Several years ago I did social media for an art gallery. Lo-diza's work was featured in the gallery and I promoted her work because her photos, and the subversive ideas behind them, are strange and exotic and provocative and weird. I love her artistic vision and dedication to her craft. At this point in time she was getting ready to open an exhibit at a gallery down the road a few towns away. She titled the exhibit Circus on Broken Boulevard and described it like this: "My aim is to deconstruct the American 'fog' & other fairy tales by offering a critical view of the actual state of things … to reveal the true nature of human life stripped of pretenses that hide authentic feelings of loneliness, isolation & insecurity." Her work is phenomenal. She's an old-school shutterbug. I promoted and helped sell dozens of her photographs.
I offered to write a feature press release to celebrate her exhibit down the road. She agreed. I asked her to come in so I could take a photograph of her. She agreed again. Plain and simple, I asked her to sit for me and she said Yes. Her husband was standing a few feet away. There was no arm-twisting. No begging. Nothing other than a simple and heartfelt request so that I could promote her work. She hemmed and hawed a bit because she has low self-esteem but she willingly sat for me. Had she said no, that would have been the end of it. But I asked, and she said yes.

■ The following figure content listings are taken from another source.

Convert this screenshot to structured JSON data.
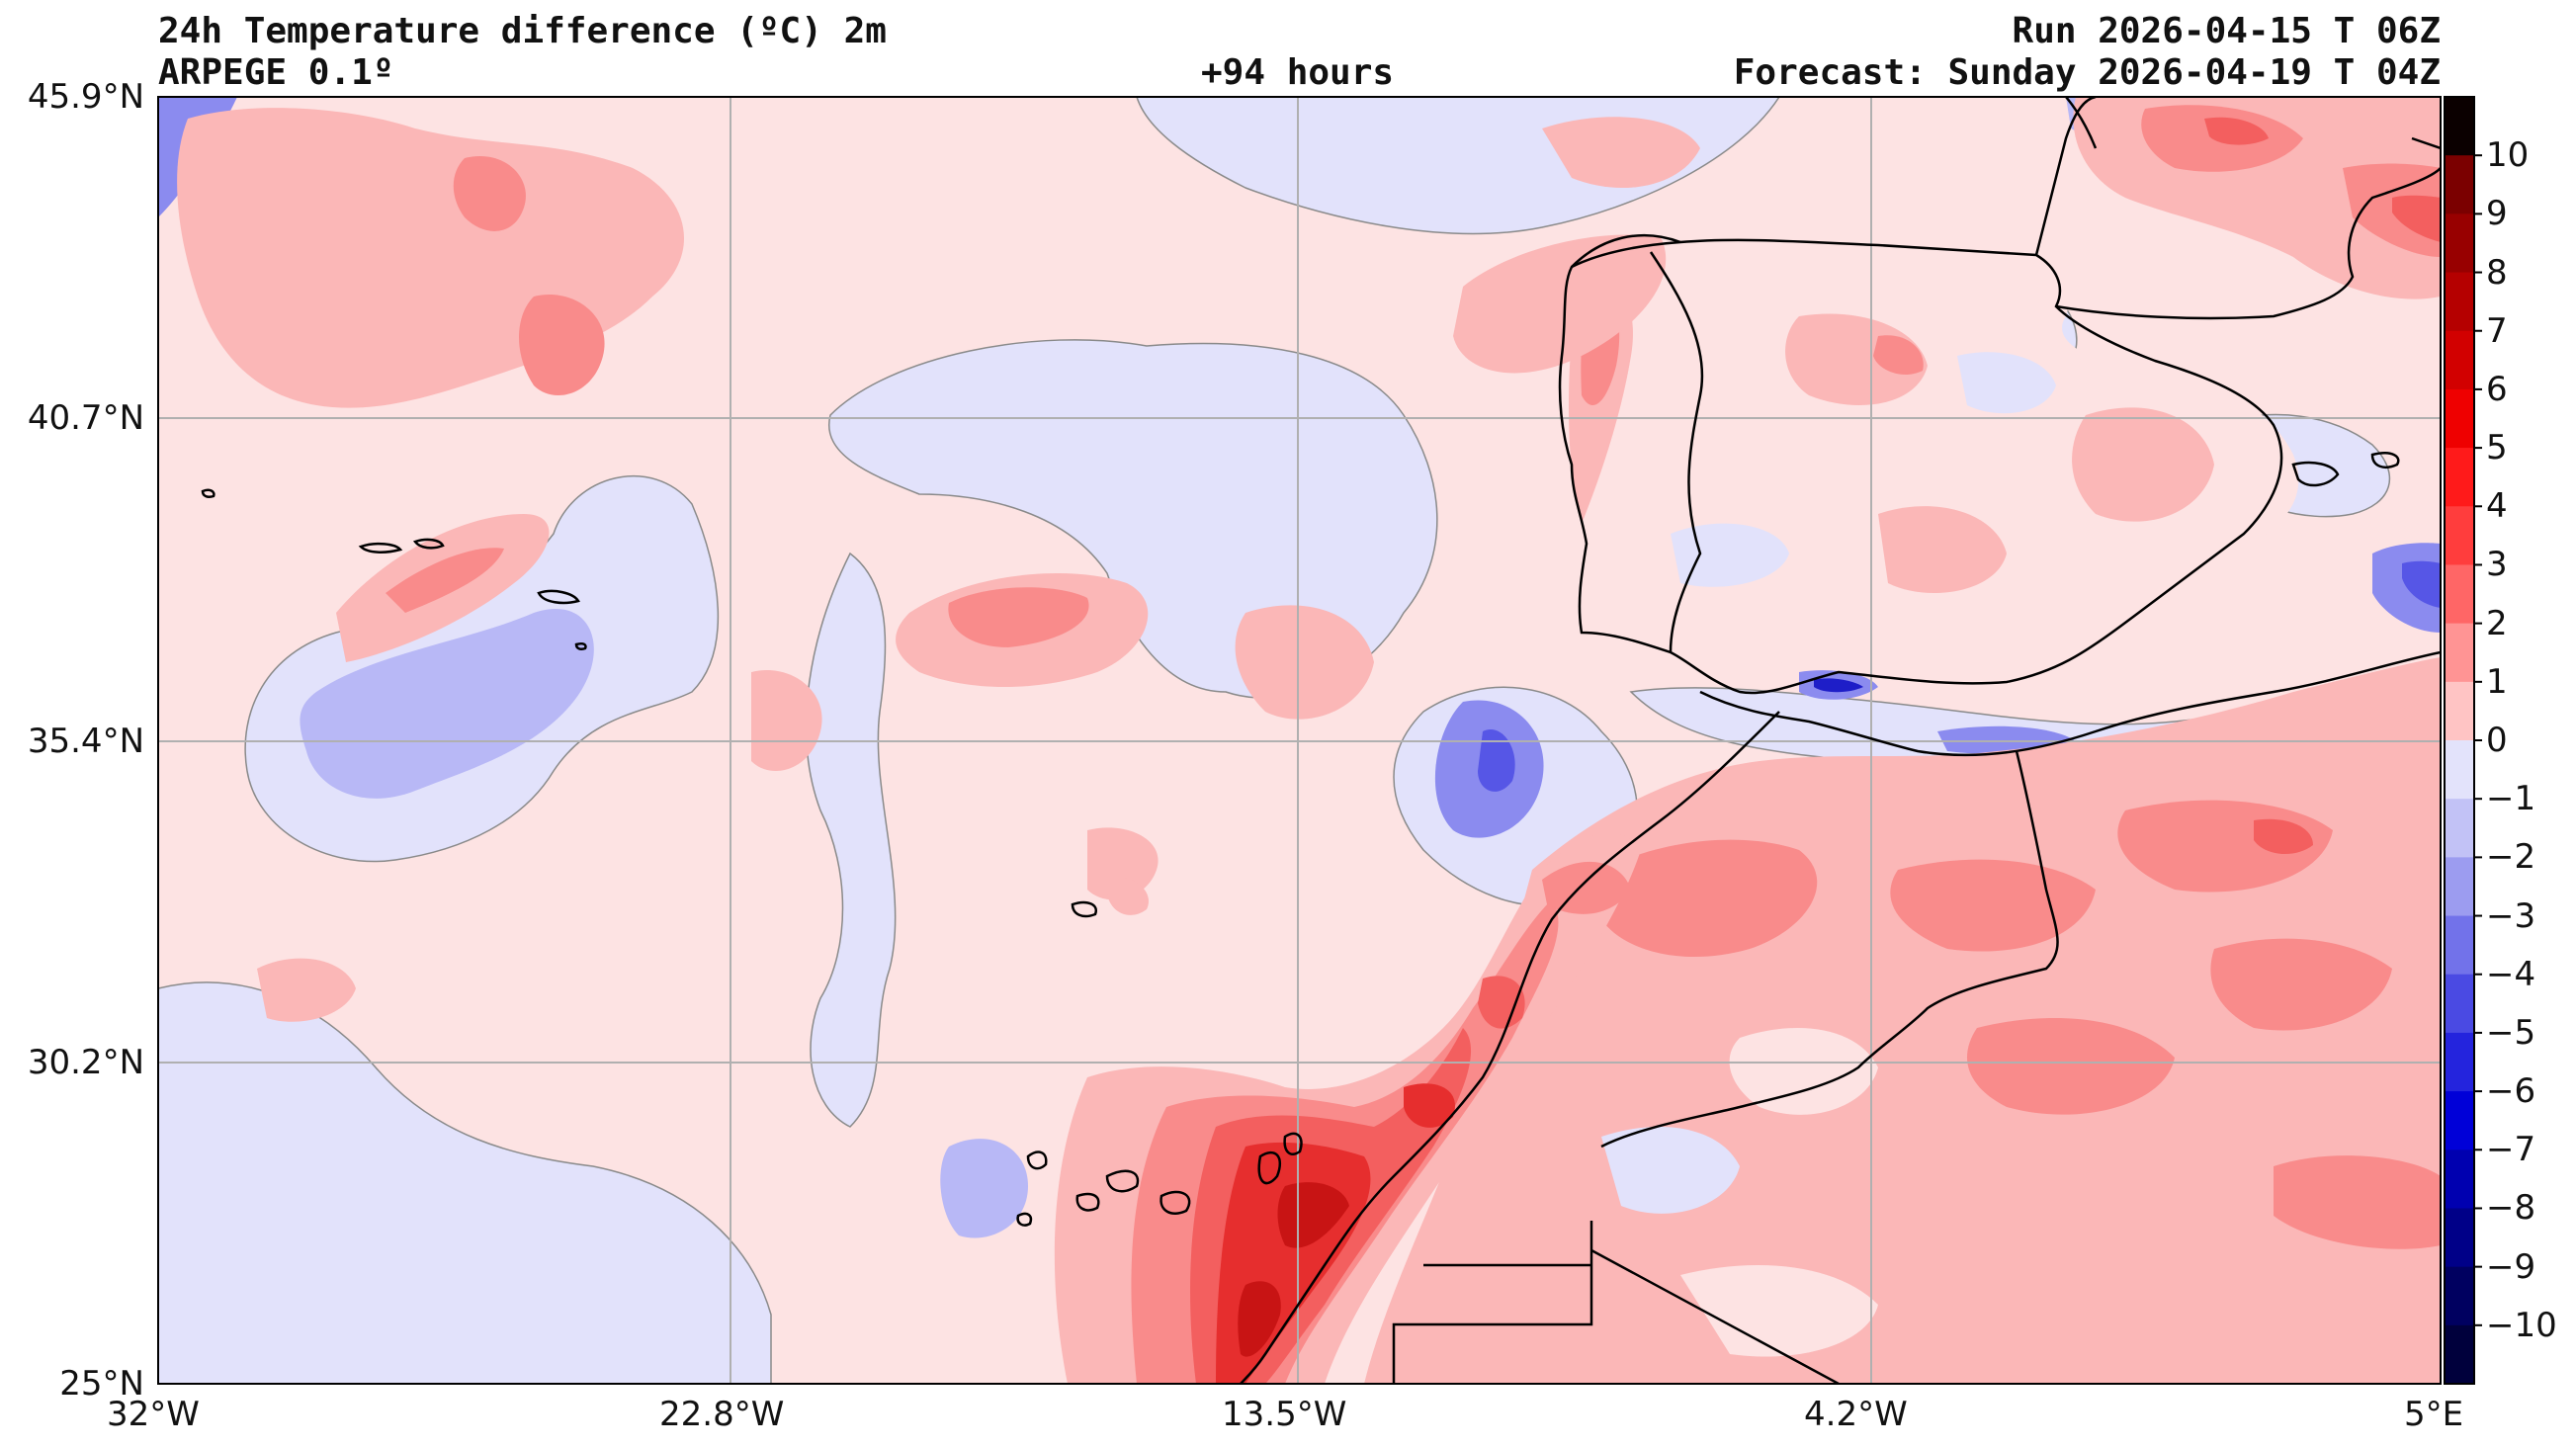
{
  "header": {
    "title": "24h Temperature difference (ºC) 2m",
    "model": "ARPEGE 0.1º",
    "lead_time": "+94 hours",
    "run": "Run 2026-04-15 T 06Z",
    "forecast": "Forecast: Sunday 2026-04-19 T 04Z"
  },
  "map": {
    "lat_labels": [
      "45.9°N",
      "40.7°N",
      "35.4°N",
      "30.2°N",
      "25°N"
    ],
    "lon_labels": [
      "32°W",
      "22.8°W",
      "13.5°W",
      "4.2°W",
      "5°E"
    ],
    "extent": {
      "west": -32,
      "east": 5,
      "south": 25,
      "north": 45.9
    },
    "colors": {
      "neutral_warm": "#fde3e3",
      "neutral_cool": "#e2e2fb",
      "warm_1": "#fbb7b7",
      "warm_2": "#f98b8b",
      "warm_3": "#f35f5f",
      "warm_4": "#e62e2e",
      "warm_5": "#c81414",
      "cool_1": "#b8b8f6",
      "cool_2": "#8b8bef",
      "cool_3": "#5656e6",
      "cool_4": "#1e1ec8",
      "coast": "#000000",
      "contour": "#7f7f7f",
      "grid": "#b0b0b0"
    }
  },
  "colorbar": {
    "ticks": [
      "10",
      "9",
      "8",
      "7",
      "6",
      "5",
      "4",
      "3",
      "2",
      "1",
      "0",
      "−1",
      "−2",
      "−3",
      "−4",
      "−5",
      "−6",
      "−7",
      "−8",
      "−9",
      "−10"
    ],
    "colors": [
      "#0b0000",
      "#7b0000",
      "#980000",
      "#b50000",
      "#d20000",
      "#ef0000",
      "#ff1a1a",
      "#ff3d3d",
      "#ff6666",
      "#ff9494",
      "#ffc4c4",
      "#e3e3fb",
      "#c2c2f6",
      "#9c9cf0",
      "#7272ea",
      "#4a4ae3",
      "#2424dd",
      "#0000d8",
      "#0000b0",
      "#000088",
      "#000060",
      "#00003c"
    ]
  }
}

I wrote and posted the story on the local art gallery's social media page along with the photo I took of Lo-diza, which is the one at the top of this post. A few days later she called and asked me to remove the photo. I declined and she pushed the issue. She asked me to put a cutout of a horse's head over her own head. I declined again. We went back and forth for a week before the owner of this gallery asked me to take the photo down. I was not happy about it but did so to honor my friendship with the owner.
This doesn't mean I wasn't going to not post the photo of Lo-diza elsewhere online. I'm a photographer just like her, an artist just like her. I am the owner of, and claim all rights to, this rare public photo of photographer Lo-diza Le-Pore. I posted the photo on my personal social media pages. Lo diza saw the photo and went nuts because she's unwell or because her brain is soggy and mushy from playing with darkroom chemicals for too long, or both (which is my best guess). She created perverted Photoshopped images with slanderous claims of me having harassment issues. This is patently false and a lie. She posted them on several websites including her own. I contacted most of the websites to have the images removed. The headshot she used belongs to a newspaper. In other words, she stole someone else's intellectual property to slander me.

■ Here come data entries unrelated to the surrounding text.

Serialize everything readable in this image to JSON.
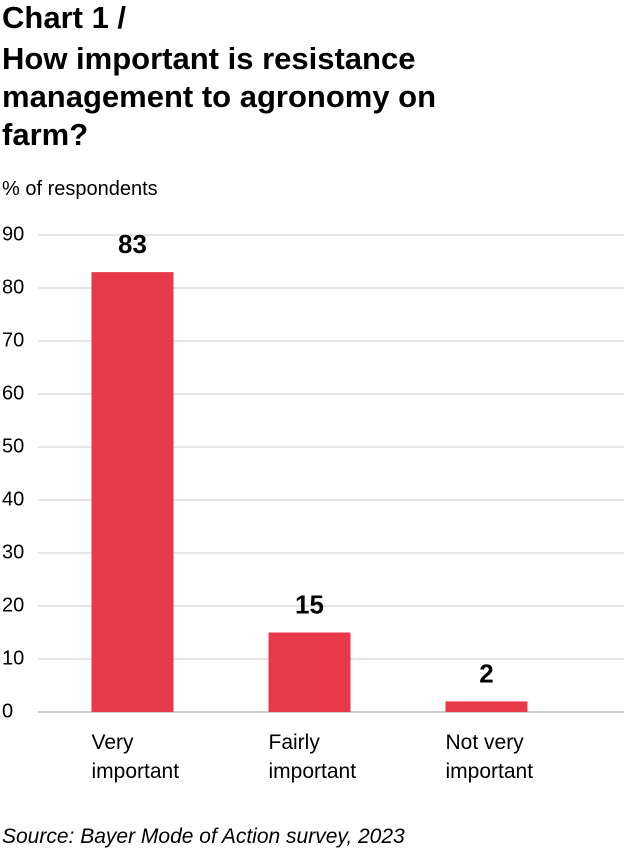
{
  "chart_data": {
    "type": "bar",
    "label": "Chart 1 /",
    "title": "How important is resistance management to agronomy on farm?",
    "y_label": "% of respondents",
    "categories": [
      "Very important",
      "Fairly important",
      "Not very important"
    ],
    "values": [
      83,
      15,
      2
    ],
    "color": "#e8394a",
    "ylim": [
      0,
      90
    ],
    "yticks": [
      0,
      10,
      20,
      30,
      40,
      50,
      60,
      70,
      80,
      90
    ],
    "grid": true,
    "source": "Source: Bayer Mode of Action survey, 2023"
  }
}
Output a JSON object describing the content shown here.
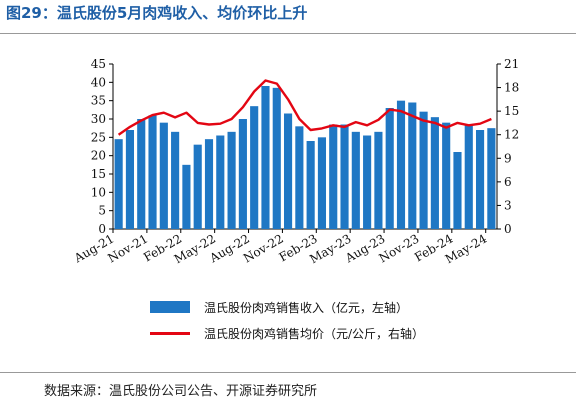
{
  "title": "图29：温氏股份5月肉鸡收入、均价环比上升",
  "source": "数据来源：温氏股份公司公告、开源证券研究所",
  "colors": {
    "bar": "#1F77C4",
    "line": "#E30613",
    "title": "#1F5FA6"
  },
  "chart_data": {
    "type": "bar+line",
    "grid": false,
    "legend_position": "bottom",
    "x": [
      "Aug-21",
      "Sep-21",
      "Oct-21",
      "Nov-21",
      "Dec-21",
      "Jan-22",
      "Feb-22",
      "Mar-22",
      "Apr-22",
      "May-22",
      "Jun-22",
      "Jul-22",
      "Aug-22",
      "Sep-22",
      "Oct-22",
      "Nov-22",
      "Dec-22",
      "Jan-23",
      "Feb-23",
      "Mar-23",
      "Apr-23",
      "May-23",
      "Jun-23",
      "Jul-23",
      "Aug-23",
      "Sep-23",
      "Oct-23",
      "Nov-23",
      "Dec-23",
      "Jan-24",
      "Feb-24",
      "Mar-24",
      "Apr-24",
      "May-24"
    ],
    "xtick_labels": [
      "Aug-21",
      "Nov-21",
      "Feb-22",
      "May-22",
      "Aug-22",
      "Nov-22",
      "Feb-23",
      "May-23",
      "Aug-23",
      "Nov-23",
      "Feb-24",
      "May-24"
    ],
    "y_left": {
      "ylim": [
        0,
        45
      ],
      "ticks": [
        0,
        5,
        10,
        15,
        20,
        25,
        30,
        35,
        40,
        45
      ]
    },
    "y_right": {
      "ylim": [
        0,
        21
      ],
      "ticks": [
        0,
        3,
        6,
        9,
        12,
        15,
        18,
        21
      ]
    },
    "series": [
      {
        "name": "温氏股份肉鸡销售收入（亿元，左轴）",
        "type": "bar",
        "axis": "left",
        "values": [
          24.5,
          27,
          30,
          31,
          29,
          26.5,
          17.5,
          23,
          24.5,
          25.5,
          26.5,
          30,
          33.5,
          39,
          38.5,
          31.5,
          28,
          24,
          25,
          28.5,
          28.5,
          26.5,
          25.5,
          26.5,
          33,
          35,
          34.5,
          32,
          30.5,
          29,
          21,
          28.5,
          27,
          27.5
        ]
      },
      {
        "name": "温氏股份肉鸡销售均价（元/公斤，右轴）",
        "type": "line",
        "axis": "right",
        "values": [
          12.0,
          13.0,
          13.8,
          14.5,
          14.8,
          14.2,
          14.8,
          13.5,
          13.3,
          13.4,
          14.0,
          15.5,
          17.5,
          18.9,
          18.5,
          16.5,
          14.0,
          12.6,
          12.8,
          13.2,
          13.0,
          13.6,
          13.2,
          13.9,
          15.2,
          15.0,
          14.4,
          13.8,
          13.5,
          12.9,
          13.5,
          13.2,
          13.4,
          14.0
        ]
      }
    ]
  }
}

Here's someone who rails against all the bad things in life, including censorship, yet she tried to censor my art in a disgusting and delusional way. I did not force or coerce Lo-diza Le-Pore to sit for our photo session. I asked her nicely and she agreed. With her permission and willingness, I took a photograph of a great photographer and shared it online. I make no apologies.
Now, I'll make her a deal: she can buy the photo (and all rights to it) for $5,000 and I'll delete it from wherever I posted it. But she must first delete every demented post about me, including all metadata.